For simplicity, assume that all the numbers are distinct.
Here's what I mean by "mean decomposition":
Let's say you have three numbers $\alpha, \beta, \gamma$ with $\alpha>\beta>\gamma$. Then the mean of this is $$\mu=\frac{\alpha+\beta+\gamma}3.$$ If we split/decompose this set of numbers as $\{\alpha,\beta\}$ and $\{\gamma\}$ then the mean of the numbers in the first set is $$\mu_1=\frac{\alpha+\beta}2$$ Now define the mean decomposition in this case as $$\nu=\text{mean of}\;\mu_1\,\text{and}\;\gamma=\frac{\frac{\alpha+\beta}2+\gamma}{2}=\frac{\alpha+\beta+2\gamma}{4}$$ Hence the inequality that $$\begin{align}\mu>\nu&\impliedby4(\alpha+\beta+\gamma)>3(\alpha+\beta+2\gamma)\\&\impliedby\alpha+\beta>2\gamma\end{align}$$ is true since $\alpha,\beta>\gamma$.
To generalise this, suppose you have $n$ numbers in descending order $x_1,x_2,\cdots,x_n$.
The mean decomposition would be $$\nu=\text{mean of}(\;\cdots\,(\text{mean of}\;(\text{mean of}\;x_1\,\text{and}\;x_2)\;\text{and}\;x_3)\;\cdots\;\text{and}\;x_n)$$
Where I write $\sum$, it means the sum from $i=1$ to $n$.

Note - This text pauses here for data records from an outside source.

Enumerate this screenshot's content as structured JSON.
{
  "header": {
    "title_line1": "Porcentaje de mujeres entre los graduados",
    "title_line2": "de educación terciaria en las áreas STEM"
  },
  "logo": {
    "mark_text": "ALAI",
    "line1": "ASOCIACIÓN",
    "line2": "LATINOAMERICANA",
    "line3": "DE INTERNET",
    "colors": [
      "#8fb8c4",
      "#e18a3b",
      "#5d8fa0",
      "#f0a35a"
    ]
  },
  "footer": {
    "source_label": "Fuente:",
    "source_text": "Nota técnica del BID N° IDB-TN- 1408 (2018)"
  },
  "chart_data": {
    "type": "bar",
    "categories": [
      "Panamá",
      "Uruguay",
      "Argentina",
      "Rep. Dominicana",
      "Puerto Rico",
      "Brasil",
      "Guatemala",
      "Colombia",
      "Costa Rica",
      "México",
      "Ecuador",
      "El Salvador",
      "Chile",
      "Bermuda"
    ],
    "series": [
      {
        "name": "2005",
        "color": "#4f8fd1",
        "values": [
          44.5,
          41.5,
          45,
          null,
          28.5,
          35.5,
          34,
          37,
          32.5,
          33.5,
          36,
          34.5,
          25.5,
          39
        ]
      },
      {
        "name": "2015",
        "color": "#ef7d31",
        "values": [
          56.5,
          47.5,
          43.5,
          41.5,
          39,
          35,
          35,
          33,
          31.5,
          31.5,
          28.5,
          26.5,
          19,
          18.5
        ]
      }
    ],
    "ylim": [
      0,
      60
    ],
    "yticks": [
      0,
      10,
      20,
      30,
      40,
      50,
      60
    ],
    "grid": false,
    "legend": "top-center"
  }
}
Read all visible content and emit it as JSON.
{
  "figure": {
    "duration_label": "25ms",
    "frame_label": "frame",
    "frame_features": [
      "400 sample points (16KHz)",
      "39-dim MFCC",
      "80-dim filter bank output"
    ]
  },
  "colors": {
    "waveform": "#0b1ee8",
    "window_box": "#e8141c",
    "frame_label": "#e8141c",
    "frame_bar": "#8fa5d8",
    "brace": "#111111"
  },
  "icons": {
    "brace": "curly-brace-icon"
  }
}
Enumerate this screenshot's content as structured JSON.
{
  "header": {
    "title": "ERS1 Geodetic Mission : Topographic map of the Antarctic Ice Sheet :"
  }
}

Then $$\mu=\frac{\sum x_i}n$$ and it is possible to show that $$\nu=\frac{x_1+\sum2^{i-1}x_i}{2^n}$$
Hence the question can be rephrased as
Is it true that for any integer $n>2$, $$2^n\sum_{i=1}^n x_i>n\left(x_1+\sum_{i=1}^n2^{i-1}x_i\right)\quad?$$
Yes. Your “mean decomposition” is just a weighted average that assigns the elements towards the end of the anti-ordered list heigher weights. $$ \nu = \sum_i w_i\cdot x_i $$ with $$ \sum_i w_i = 1, \qquad w_{i+1} > w_i\ \forall i<n. $$ The ordinary mean can also be interpreted as such a weighted average, but with constant weights: $$ \mu = \sum_i \tfrac1n \cdot x_i $$ Starting from that expression, you can switch to $\nu$ by “redistributing weight to the right”. Which means you're giving more weight to the smaller numbers and less to the higher ones, which obviously reduces the result.